И, обернувшись ко всем, кто следовал за нею, она закричала невыносимо высоким, свистяще пронзительным голосом:
— Гаража все одно не дам! Чего захотели — гараж!.. А построите — все одно спалю! Другой построите — другой спалю!
ТРЕТЬЯ ГЛАВА
Было воскресенье, и дома не было обеда — работница получила выходной, жена уехала в Крым на съемки фильма, в котором играла, и Уланов пришел пообедать в «Алмаз» — ближайший ресторан. Это было довольно привычно для него: жена-актриса переживала некое творческое возрождение, по-видимому, последнее в жизни: много снималась, много ездила, была в непрестанной своей работе, и Николай Георгиевич радовался за нее. Мелкие бытовые затруднения не могли тут играть никакой роли. Если что не давало покоя Николаю Георгиевичу, так это его собственная литературная работа — его новая книга подвигалась с большим трудом… И он был уже достаточно опытным сочинителем, чтобы не знать: если что-то заедает, если в романе не возникает на определенном этапе самодвижения, ищи причину где-нибудь в начале, в самом замысле или в скудости материала, а может быть, в каком-нибудь неверном, тупиковом повествовательном ходе… Так или иначе, но дело застопорилось, а ему ничего не открывалось…

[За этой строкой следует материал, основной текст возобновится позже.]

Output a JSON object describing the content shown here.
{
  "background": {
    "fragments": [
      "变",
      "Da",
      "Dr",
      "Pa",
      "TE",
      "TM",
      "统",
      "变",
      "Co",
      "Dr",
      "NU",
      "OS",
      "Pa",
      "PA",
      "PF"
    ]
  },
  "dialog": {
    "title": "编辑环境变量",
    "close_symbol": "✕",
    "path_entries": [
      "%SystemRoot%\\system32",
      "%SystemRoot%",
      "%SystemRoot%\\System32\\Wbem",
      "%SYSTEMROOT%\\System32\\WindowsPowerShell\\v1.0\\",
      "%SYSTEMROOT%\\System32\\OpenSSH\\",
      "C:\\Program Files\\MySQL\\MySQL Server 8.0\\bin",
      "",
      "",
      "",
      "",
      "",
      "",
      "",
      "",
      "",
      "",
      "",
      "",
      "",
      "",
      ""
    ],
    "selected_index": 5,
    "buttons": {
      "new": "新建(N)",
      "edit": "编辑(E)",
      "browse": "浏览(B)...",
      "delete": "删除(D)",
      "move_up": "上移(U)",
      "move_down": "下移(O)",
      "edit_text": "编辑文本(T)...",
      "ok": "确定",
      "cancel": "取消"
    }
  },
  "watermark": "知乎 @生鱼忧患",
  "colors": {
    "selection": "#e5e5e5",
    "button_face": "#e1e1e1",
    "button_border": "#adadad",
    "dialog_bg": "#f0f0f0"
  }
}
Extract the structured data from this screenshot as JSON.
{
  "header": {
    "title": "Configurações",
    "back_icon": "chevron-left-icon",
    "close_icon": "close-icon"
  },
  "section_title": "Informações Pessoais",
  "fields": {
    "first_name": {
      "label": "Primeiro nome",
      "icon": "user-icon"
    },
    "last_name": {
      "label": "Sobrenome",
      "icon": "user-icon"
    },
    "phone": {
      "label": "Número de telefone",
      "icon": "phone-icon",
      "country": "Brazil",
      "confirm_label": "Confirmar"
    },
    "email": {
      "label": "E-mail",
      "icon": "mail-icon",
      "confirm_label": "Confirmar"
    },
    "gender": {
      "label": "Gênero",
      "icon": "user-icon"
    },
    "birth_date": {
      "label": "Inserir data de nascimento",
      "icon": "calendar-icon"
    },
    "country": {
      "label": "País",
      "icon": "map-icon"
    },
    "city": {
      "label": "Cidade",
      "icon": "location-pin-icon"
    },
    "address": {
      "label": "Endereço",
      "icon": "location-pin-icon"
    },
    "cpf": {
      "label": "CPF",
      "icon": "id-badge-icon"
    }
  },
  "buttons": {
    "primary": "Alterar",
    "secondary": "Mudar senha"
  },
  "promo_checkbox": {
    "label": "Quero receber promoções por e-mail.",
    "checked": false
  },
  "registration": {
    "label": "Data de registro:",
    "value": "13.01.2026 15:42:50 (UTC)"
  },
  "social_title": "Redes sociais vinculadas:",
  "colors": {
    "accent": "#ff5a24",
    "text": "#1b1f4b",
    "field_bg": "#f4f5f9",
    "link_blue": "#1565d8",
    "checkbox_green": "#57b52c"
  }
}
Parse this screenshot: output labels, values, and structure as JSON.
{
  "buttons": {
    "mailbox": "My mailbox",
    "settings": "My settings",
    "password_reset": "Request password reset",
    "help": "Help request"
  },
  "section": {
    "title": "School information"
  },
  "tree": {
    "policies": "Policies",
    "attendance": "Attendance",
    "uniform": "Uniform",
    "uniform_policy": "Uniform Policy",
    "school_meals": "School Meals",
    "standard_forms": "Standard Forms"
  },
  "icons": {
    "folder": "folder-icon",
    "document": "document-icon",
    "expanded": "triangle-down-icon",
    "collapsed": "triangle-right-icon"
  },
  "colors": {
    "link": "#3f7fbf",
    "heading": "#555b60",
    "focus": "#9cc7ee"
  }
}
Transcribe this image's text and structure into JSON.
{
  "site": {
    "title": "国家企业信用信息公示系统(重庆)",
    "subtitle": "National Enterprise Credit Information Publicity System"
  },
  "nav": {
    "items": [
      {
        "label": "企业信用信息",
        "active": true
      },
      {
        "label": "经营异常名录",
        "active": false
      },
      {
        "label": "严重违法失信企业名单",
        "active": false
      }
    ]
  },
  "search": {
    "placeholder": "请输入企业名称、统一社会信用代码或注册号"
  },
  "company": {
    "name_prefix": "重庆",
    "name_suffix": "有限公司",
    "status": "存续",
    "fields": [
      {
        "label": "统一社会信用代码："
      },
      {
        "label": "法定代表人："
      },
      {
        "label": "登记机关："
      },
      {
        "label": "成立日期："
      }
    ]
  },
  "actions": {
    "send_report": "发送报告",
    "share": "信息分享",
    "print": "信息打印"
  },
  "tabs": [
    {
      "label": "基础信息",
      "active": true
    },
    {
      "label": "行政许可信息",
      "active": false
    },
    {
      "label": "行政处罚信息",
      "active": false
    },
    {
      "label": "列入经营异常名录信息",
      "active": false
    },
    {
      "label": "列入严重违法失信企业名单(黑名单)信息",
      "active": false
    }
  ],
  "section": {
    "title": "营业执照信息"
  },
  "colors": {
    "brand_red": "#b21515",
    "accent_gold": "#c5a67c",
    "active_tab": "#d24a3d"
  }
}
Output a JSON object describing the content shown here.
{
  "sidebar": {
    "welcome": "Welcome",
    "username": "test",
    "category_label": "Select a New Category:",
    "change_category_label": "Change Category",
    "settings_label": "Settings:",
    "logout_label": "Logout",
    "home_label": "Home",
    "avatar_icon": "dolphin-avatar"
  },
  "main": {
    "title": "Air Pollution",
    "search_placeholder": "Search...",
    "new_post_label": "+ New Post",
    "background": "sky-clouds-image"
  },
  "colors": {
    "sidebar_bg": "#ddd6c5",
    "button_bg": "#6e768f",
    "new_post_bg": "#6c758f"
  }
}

Обнаружив в ресторанном зале единственный свободный столик у самой буфетной стойки, Уланов поместился за ним. И именно это вознаградило его за долгое ожидание официанта и за невкусный обед… Как ни был Николай Георгиевич неустроен душевно — состояние, ставшее у него едва ли не постоянным, он, усевшись здесь, повеселел. И толчком явилось странноватое для него, стареющего — за пятьдесят лет — человека, набившего уже, как он выражался, жизненную оскомину, обстоятельство: он получил возможность в течение некоторого времени беспрепятственно видеть красивую женщину — здешнюю буфетчицу. А существование красивых женщин на земле было для него во все годы утешением, В молодости, вернувшись с фронта младшим сержантом с несколькими боевыми медалями, с гвардейским значком и с красненькой нашивкой на гимнастерке «за легкое ранение», он, когда ему приходилось особенно трудно и многое принесенное с войны, как с другой горячей планеты, еще не остыло в душе, он, отощавший абитуриент, поступавший в университет, подолгу бродил по городу в своей видавшей виды, просквозившей на локтях шинелишке затем только, чтобы встретить на улице красавицу. Ему было достаточно лишь изумиться и проводить незнакомку взглядом, запоминая ее платье, что тоже имело значение после бесчисленных армейских гимнастерок, ее туфельки после грузных сапог, ее тонкие открытые щиколотки… Он даже не пытался в ту пору приблизиться к красавице, но покуда это живое чудо проходило мимо, или задерживалось у магазинных витрин, или покусывало мороженое, присев на бульварную скамейку, словом, пока оно встречалось в этом строгом мире, «пророчествуя», как давно уже было сказано, «неоцененную награду» — пусть не сию минуту, пусть в некоей удаленной возможности, — жизнь не казалась уже суровой. И Уланов мало изменился с тех далеких пор, придя, правда, к открытию, что приближение к «чуду» могло порой и отрезвить.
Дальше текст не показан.